Yes, we could spend some time on the social psychology of “wanting something more, when you see others wanting it too” but please, we even have a social share button right next to the “get a deal” recommendation to help get that bidding war started early among your network of Facebook friends. Case closed.

HOWEVER … and not being one to criticize a problem without offering a viable solution … what eBay could do is recognize the ONE thing that does occasionally happen when bidders wait until the last minute. And that is … they could time the auction wrong, miss the end, and both the buyer and the seller lose out.

This is called … (wait for it) … the TRUTH … and it should resonate among experienced eBay members who have probably had this happen to them by trying to manually snipe an auction.

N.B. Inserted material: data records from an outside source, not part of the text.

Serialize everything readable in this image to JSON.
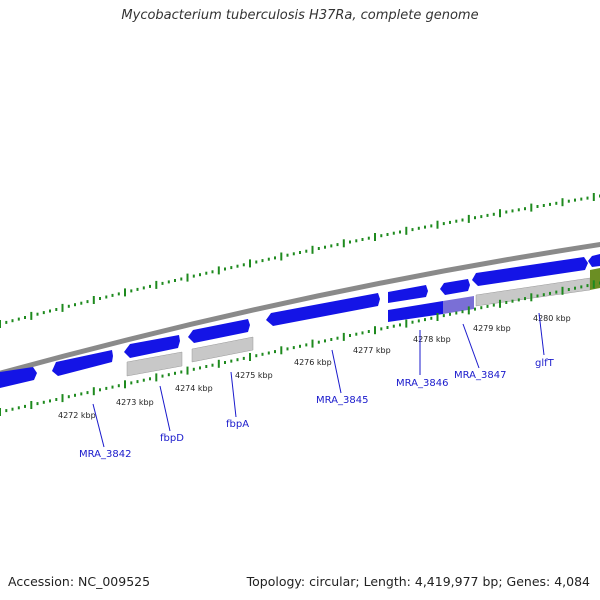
{
  "title": "Mycobacterium tuberculosis H37Ra, complete genome",
  "footer": {
    "accession": "Accession: NC_009525",
    "summary": "Topology: circular; Length: 4,419,977 bp; Genes: 4,084"
  },
  "colors": {
    "gene": "#1414e6",
    "pseudo": "#c8c8c8",
    "highlight": "#7a6fd6",
    "other": "#6b8e23",
    "tick": "#1e8a1e",
    "backbone": "#888888",
    "label": "#1a1acc"
  },
  "kbp_labels": [
    "4272 kbp",
    "4273 kbp",
    "4274 kbp",
    "4275 kbp",
    "4276 kbp",
    "4277 kbp",
    "4278 kbp",
    "4279 kbp",
    "4280 kbp"
  ],
  "gene_labels": [
    "MRA_3842",
    "fbpD",
    "fbpA",
    "MRA_3845",
    "MRA_3846",
    "MRA_3847",
    "glfT"
  ]
}
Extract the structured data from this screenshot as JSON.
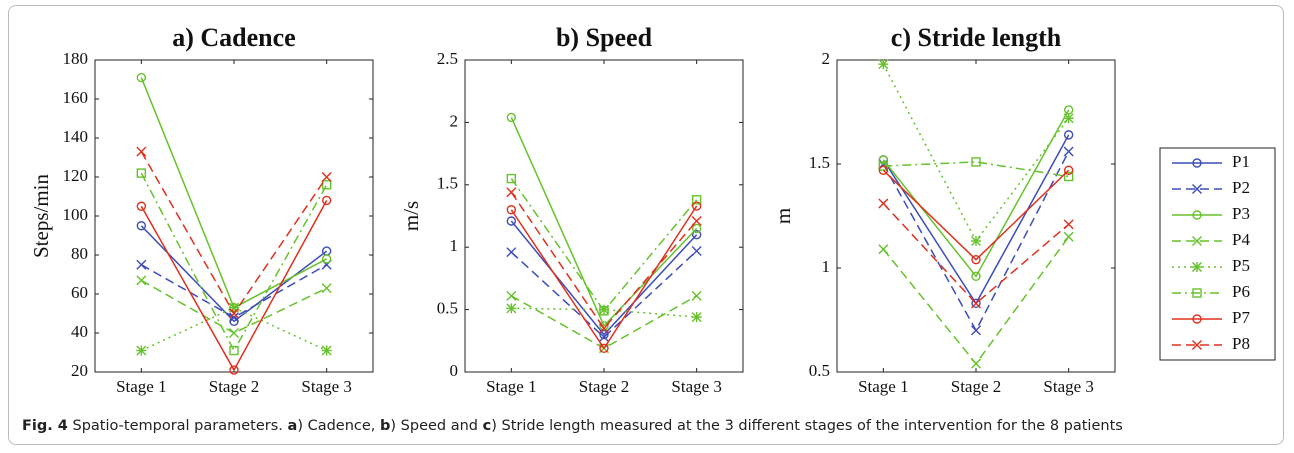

Even a sluggish computer, or a last minute interruption (guilty), or even falling asleep (I admit it) can be to blame.

So, as my good deed for the day, and saving eBay the cost of all that empirical data for the recommendation, how about trying some truth in advertising and changing that phrase to:

“Bid now, so you don’t miss out”.

What a big difference such a tiny change would make.

It’s something refreshingly honest that most bidders can relate to, and it certainly comes across as being more genuine than what eBay is doing for its bidding “members” today.

OK eBay, that’s all you get for free. DO THE RIGHT THING, and get with the program. Social media marketing today is about transparency. And it’s shamefully transparent that you’re pretending to help buyers “get a deal” when you’re really helping your sellers (and eBay) make more money.

And by the way, there’s nothing wrong with making money for your sellers, or yourself … only with how you’re doing it.